RFC: Implementing -fno-delete-null-pointer-checks in clang

I’m working with an embedded architecture that could, in some situations, run faster if code or data could be located at address zero. I don’t know whether this applies to other embedded chips.

Thanks Tim and Eli,
I should have put the GCC description for the flag in the email.

Regarding the suggestion to DataLayout, It is an interesting idea. I like it in particular since it will avoid creating a new llvm optimization flag and is auto embedded in IR.

Given that, how do we want to proceed, do we want to add yet another field to the DataLayout string?

e.g.

  1. Add to already overloaded pointer types? e.g. p[n]::::: <NullPointerValid ? 1 : 0>
  2. (My preference) Or create another unique field identifier: e.g. np[n]: <NullPointerValid ? 1 : 0>

Thanks,
Manoj

Modifying the datalayout is not a good idea; it doesn’t interact with LTO correctly, and the frontend and the backend generally need to agree on the datalayout. You could maybe use a module flag, if the address-space thing doesn’t work for some reason, but we don’t like to introduce more of those if we can avoid it. -Eli

Actually, thinking about it a bit more, a function attribute would be better than a module flag. But I’d still like to explore the address-space thing first, since we already have the LLVM infrastructure to make that work. -Eli

Probably a fair point, though I think it has a subtle effect on how
the feature is documented. It becomes more about whether code in this
translation unit is permitted to access an object at 0 than whether
such an object exists.

Cheers.

Tim.

Thanks Eli,

I was looking around for the cases where AddrSpace !=0 are checked.
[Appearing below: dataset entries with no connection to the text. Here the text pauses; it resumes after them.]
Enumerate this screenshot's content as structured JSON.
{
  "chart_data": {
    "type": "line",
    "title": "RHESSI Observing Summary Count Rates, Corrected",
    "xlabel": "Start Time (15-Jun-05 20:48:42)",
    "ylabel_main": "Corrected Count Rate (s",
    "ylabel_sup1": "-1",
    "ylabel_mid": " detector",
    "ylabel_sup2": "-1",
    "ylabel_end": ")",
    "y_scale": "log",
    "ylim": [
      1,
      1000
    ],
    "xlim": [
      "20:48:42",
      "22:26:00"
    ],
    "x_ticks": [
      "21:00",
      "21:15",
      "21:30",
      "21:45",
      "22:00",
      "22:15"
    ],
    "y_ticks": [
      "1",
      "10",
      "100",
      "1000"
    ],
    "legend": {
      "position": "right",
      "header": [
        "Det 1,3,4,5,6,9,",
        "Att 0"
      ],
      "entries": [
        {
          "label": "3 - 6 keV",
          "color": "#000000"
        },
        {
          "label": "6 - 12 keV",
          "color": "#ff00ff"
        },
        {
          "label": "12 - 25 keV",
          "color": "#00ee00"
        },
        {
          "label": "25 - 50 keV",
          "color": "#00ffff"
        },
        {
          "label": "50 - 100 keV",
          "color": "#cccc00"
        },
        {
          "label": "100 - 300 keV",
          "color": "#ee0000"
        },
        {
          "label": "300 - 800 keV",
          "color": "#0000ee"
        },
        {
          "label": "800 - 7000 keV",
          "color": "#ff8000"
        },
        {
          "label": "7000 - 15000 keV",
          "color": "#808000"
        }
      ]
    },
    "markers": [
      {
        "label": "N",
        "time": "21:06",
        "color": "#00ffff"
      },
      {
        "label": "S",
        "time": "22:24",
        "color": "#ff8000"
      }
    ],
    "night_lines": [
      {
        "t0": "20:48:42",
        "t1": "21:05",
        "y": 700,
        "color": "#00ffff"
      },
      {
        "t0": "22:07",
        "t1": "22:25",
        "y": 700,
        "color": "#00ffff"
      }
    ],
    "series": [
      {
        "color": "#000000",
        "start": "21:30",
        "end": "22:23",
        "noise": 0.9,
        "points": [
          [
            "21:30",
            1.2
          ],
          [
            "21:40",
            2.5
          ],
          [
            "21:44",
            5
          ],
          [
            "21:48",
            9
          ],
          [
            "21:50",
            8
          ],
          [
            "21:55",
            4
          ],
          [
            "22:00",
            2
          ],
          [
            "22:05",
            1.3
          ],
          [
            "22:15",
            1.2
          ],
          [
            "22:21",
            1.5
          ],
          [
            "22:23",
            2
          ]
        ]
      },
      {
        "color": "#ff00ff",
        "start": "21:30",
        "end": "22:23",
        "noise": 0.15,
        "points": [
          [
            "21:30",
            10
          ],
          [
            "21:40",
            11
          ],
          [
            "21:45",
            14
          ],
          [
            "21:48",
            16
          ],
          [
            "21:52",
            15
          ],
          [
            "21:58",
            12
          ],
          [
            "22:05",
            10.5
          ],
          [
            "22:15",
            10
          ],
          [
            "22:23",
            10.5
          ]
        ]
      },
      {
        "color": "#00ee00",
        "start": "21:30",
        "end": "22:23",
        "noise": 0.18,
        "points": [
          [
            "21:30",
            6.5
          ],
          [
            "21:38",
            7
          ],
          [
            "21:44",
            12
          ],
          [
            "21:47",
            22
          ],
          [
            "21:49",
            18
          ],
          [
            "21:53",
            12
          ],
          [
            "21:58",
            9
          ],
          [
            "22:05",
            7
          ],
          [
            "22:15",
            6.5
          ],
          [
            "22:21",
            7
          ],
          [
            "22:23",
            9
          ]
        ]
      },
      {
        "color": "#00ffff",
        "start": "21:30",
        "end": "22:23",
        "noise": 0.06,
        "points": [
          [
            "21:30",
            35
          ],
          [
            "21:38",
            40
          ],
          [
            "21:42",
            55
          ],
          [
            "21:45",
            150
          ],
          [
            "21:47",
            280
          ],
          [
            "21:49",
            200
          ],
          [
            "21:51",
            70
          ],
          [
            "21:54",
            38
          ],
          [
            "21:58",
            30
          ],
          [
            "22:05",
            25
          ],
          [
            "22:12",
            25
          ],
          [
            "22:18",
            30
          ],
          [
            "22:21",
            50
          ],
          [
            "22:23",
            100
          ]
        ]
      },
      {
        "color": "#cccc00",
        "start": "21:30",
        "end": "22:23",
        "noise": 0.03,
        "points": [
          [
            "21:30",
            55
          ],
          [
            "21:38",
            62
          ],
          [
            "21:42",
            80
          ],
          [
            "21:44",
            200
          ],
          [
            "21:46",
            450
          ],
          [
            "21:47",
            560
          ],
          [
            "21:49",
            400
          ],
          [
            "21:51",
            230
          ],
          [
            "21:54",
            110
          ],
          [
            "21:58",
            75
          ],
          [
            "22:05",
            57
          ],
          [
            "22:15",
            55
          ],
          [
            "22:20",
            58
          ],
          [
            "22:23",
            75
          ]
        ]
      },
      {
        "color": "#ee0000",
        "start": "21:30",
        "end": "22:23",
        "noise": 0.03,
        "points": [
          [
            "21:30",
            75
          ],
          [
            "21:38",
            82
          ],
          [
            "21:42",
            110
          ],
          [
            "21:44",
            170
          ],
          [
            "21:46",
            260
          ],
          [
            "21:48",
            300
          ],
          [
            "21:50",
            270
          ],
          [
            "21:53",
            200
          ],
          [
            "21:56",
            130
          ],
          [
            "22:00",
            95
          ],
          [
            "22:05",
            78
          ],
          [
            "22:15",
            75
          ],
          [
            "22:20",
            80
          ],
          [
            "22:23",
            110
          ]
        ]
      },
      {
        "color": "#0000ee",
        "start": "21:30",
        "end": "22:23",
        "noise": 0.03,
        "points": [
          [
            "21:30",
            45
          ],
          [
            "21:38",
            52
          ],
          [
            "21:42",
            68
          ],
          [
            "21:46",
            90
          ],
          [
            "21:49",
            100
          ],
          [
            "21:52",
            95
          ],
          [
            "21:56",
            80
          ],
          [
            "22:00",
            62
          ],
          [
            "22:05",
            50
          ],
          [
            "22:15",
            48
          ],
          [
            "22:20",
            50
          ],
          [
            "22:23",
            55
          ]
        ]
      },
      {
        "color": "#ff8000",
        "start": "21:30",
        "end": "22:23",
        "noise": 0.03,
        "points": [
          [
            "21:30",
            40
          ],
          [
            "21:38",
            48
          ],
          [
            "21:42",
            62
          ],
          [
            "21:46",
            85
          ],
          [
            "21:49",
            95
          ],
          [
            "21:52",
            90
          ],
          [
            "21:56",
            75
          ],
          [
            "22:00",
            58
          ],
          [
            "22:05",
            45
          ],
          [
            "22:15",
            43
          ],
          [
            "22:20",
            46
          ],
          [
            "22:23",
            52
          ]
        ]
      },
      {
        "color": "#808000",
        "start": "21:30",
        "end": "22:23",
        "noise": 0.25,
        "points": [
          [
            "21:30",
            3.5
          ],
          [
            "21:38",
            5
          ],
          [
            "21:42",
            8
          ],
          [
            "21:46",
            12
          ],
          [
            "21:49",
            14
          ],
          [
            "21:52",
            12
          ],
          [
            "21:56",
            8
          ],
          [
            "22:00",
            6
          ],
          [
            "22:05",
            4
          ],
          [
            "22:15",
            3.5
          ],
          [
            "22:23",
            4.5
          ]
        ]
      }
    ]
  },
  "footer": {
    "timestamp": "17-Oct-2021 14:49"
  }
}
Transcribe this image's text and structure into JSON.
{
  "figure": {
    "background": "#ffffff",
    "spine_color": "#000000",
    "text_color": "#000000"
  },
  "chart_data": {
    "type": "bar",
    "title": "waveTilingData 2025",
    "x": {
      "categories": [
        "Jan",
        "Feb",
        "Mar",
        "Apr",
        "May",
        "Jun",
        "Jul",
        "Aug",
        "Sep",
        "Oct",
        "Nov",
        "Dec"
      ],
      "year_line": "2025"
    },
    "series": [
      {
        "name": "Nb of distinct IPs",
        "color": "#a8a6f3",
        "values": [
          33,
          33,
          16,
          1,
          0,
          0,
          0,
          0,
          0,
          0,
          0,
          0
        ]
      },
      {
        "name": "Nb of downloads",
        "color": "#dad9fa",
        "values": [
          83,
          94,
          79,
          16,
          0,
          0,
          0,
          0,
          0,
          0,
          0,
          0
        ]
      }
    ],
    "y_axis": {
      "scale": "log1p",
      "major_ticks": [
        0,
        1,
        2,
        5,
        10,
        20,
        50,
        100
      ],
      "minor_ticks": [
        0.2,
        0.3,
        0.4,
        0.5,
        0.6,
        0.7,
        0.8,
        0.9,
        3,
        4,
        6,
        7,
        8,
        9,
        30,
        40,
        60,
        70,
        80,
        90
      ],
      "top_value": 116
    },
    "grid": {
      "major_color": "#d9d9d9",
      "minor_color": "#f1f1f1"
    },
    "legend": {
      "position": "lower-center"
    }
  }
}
Seems like there are a bunch of optimizations that will fail to apply for non zero address spaces.
So I’ll start with the function attribute approach.

-Manoj

Isn't that exactly what we want? Did you look in enough detail to
determine that these optimizations *should* have applied? I'd be
pretty interested to know what we disable for the others, because the
the null thing is the only guarantee I knew about that we made.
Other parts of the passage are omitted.